Netflix’s ‘Scoop’ director Hansal Mehta has also commented on the comedian Kunal Kamra row.
In a long statement, the filmmaker said, “What happened with Kamra is, sadly, not new to Maharashtra. I’ve lived through it myself. Twenty-five years ago, loyalists of the same (then undivided) political party stormed into my office. They vandalised it, physically assaulted me, blackened my face, and forced me to apologise publicly – by falling at the feet of an elderly woman – for a single line of dialogue in my film.”
“The line was harmless, almost trivial. The film had already been cleared by the Censor Board with 27 other cuts. But that didn’t matter. At the so-called ‘apology’ venue, at least 20 political figures arrived in full strength to oversee what can only be described as a public shaming with 10,000 onlookers and the Mumbai police watching in silence,” Hansal Mehta added.

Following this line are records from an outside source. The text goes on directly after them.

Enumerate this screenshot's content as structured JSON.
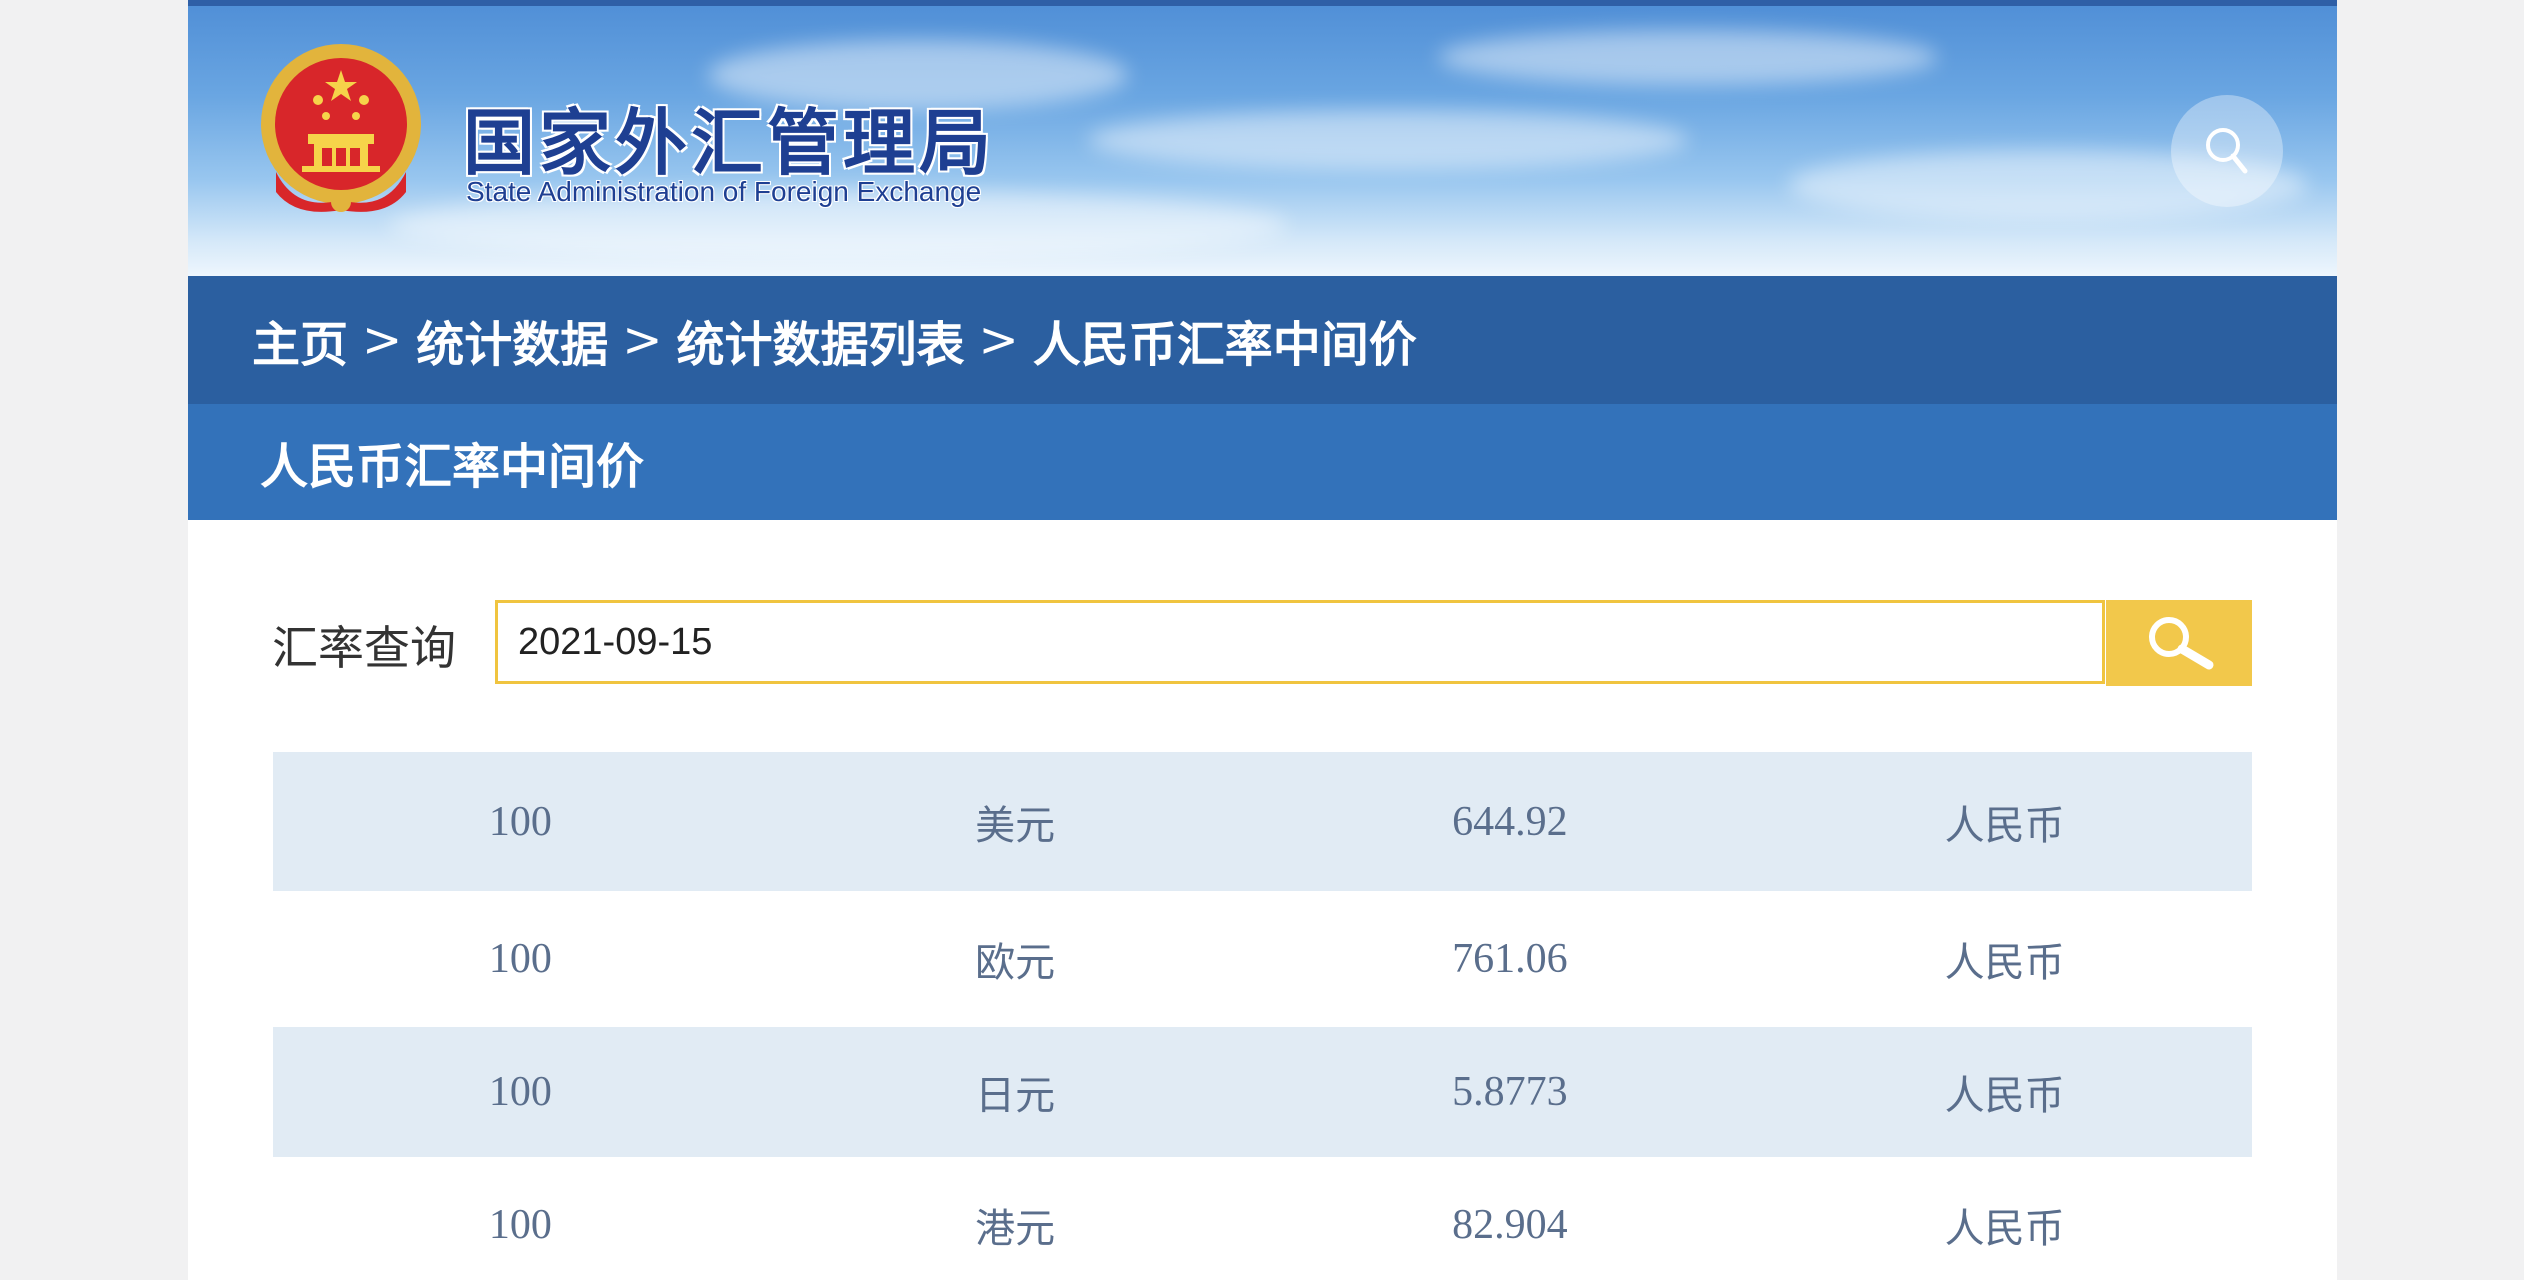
{
  "header": {
    "title_cn": "国家外汇管理局",
    "title_en": "State Administration of Foreign Exchange",
    "emblem_icon": "national-emblem-icon",
    "search_icon": "search-icon"
  },
  "breadcrumb": {
    "items": [
      "主页",
      "统计数据",
      "统计数据列表",
      "人民币汇率中间价"
    ],
    "separator": ">"
  },
  "section": {
    "title": "人民币汇率中间价"
  },
  "query": {
    "label": "汇率查询",
    "value": "2021-09-15",
    "button_icon": "search-icon"
  },
  "rates": [
    {
      "amount": "100",
      "currency": "美元",
      "rate": "644.92",
      "target": "人民币"
    },
    {
      "amount": "100",
      "currency": "欧元",
      "rate": "761.06",
      "target": "人民币"
    },
    {
      "amount": "100",
      "currency": "日元",
      "rate": "5.8773",
      "target": "人民币"
    },
    {
      "amount": "100",
      "currency": "港元",
      "rate": "82.904",
      "target": "人民币"
    }
  ],
  "colors": {
    "breadcrumb_bg": "#2b5fa0",
    "section_bg": "#3372ba",
    "accent_yellow": "#f2c84b",
    "row_shade": "#e1ebf4",
    "title_blue": "#1e3f92"
  }
}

“That incident didn’t just bruise my body. It bruised my spirit. It blunted my filmmaking, muted my courage, and silenced parts of me that took years to reclaim. No matter how deep the disagreement, no matter how sharp the provocation, violence, intimidation, and humiliation can never be justified. We owe ourselves, and each other, better. We owe ourselves dialogue, dissent, and dignity,” he continued.